Lake Country does have a bylaw that prohibits nuisance noise but last year the municipality got a lawyer to send Buterman a letter saying the district won’t be taking any further actions about “alleged bylaw infractions or nuisance” at the sports court.
In the wake of the lawyer’s letter, Buterman continued to try to engage with the District of Lake Country directly.
He is speaking publically about the issue now out of frustration.
“They’ve dug their heels in and they are being belligerent about helping us out as neighbours. I pay the same taxes as the person eight houses up, but I don’t have any peace and enjoyment in my backyard,” Buterman said.
Lake Country’s mayor defends the municipality’s handling of the issue. Mayor James Baker feels all reasonable steps have been taken.
“We’ve worked with him to do everything practical that we can do that doesn’t infringe other peoples’ rights to leisure time and enjoyment,” Baker said.

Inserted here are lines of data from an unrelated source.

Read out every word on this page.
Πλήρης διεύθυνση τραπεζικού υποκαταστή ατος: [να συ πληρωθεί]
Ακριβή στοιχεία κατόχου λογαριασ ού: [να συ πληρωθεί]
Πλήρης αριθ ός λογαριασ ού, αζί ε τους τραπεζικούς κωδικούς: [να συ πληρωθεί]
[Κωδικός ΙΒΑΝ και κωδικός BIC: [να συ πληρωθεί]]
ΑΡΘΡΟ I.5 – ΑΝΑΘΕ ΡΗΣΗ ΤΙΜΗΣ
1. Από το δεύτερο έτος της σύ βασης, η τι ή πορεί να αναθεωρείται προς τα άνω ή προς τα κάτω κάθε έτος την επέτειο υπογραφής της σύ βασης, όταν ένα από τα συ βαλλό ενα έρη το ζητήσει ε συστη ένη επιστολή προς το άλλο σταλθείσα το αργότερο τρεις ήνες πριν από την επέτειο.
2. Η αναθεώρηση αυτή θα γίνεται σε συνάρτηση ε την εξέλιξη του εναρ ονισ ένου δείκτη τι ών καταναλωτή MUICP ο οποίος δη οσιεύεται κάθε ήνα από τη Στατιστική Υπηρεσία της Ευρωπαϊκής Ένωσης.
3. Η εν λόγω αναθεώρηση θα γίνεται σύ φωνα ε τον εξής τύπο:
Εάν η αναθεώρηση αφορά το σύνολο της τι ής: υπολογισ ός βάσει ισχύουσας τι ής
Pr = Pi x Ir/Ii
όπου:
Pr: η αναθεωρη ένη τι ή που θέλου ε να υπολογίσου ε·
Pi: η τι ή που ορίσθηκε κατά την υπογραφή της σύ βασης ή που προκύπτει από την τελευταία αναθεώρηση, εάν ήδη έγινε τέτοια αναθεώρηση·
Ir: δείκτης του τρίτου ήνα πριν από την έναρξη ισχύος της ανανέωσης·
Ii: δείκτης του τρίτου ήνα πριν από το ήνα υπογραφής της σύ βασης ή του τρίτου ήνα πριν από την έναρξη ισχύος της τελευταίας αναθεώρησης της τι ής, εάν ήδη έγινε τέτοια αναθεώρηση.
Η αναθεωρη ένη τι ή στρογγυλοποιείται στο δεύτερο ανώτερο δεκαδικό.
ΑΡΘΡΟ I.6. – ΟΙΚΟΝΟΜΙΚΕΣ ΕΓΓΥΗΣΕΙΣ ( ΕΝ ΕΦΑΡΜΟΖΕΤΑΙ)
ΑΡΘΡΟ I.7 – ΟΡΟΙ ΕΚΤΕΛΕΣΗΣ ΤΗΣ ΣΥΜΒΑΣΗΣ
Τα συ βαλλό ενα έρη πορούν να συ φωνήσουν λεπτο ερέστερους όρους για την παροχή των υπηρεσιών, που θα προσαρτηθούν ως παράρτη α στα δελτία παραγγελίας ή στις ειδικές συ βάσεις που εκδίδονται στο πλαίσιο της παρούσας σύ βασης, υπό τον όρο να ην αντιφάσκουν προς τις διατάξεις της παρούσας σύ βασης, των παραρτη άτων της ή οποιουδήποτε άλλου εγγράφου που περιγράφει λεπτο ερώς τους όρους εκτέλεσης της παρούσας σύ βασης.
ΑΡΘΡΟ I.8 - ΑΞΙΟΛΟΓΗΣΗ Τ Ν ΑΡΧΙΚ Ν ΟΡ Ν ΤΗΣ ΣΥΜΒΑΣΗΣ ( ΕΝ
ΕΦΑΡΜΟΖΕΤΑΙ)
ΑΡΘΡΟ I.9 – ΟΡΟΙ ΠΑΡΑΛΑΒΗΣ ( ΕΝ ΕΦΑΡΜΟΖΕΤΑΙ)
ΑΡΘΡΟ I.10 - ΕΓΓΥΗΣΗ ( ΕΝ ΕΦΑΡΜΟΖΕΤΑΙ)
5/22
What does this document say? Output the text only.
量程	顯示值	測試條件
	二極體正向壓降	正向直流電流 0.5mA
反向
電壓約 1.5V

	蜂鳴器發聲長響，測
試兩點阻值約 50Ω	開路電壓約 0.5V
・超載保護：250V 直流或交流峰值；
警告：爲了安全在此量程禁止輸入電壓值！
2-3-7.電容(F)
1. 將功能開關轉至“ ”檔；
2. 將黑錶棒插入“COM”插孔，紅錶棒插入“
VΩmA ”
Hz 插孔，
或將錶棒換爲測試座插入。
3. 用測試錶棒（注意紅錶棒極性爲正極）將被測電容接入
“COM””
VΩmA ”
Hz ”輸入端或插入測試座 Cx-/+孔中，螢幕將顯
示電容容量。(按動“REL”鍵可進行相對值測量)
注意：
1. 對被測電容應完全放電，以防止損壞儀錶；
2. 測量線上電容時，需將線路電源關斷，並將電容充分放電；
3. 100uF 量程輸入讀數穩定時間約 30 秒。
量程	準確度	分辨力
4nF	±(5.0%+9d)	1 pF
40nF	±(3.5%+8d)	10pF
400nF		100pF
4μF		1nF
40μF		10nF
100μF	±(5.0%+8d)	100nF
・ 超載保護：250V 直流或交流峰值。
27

Buterman alleges that Lake Country isn’t ensuring its own facility follows its own nuisance bylaw, but the mayor denies there is a conflict of interest in the way the municipality’s nuisance bylaw is being enforced.
“We enforce the bylaw, but when we get unreasonable complaints of a single individual what steps are we supposed to take to spend taxpayers’ money for a frivolous complaint?” Baker said.
Both sides believe there is more the other should be doing to address the noise, but the dispute seems to have come to a stalemate.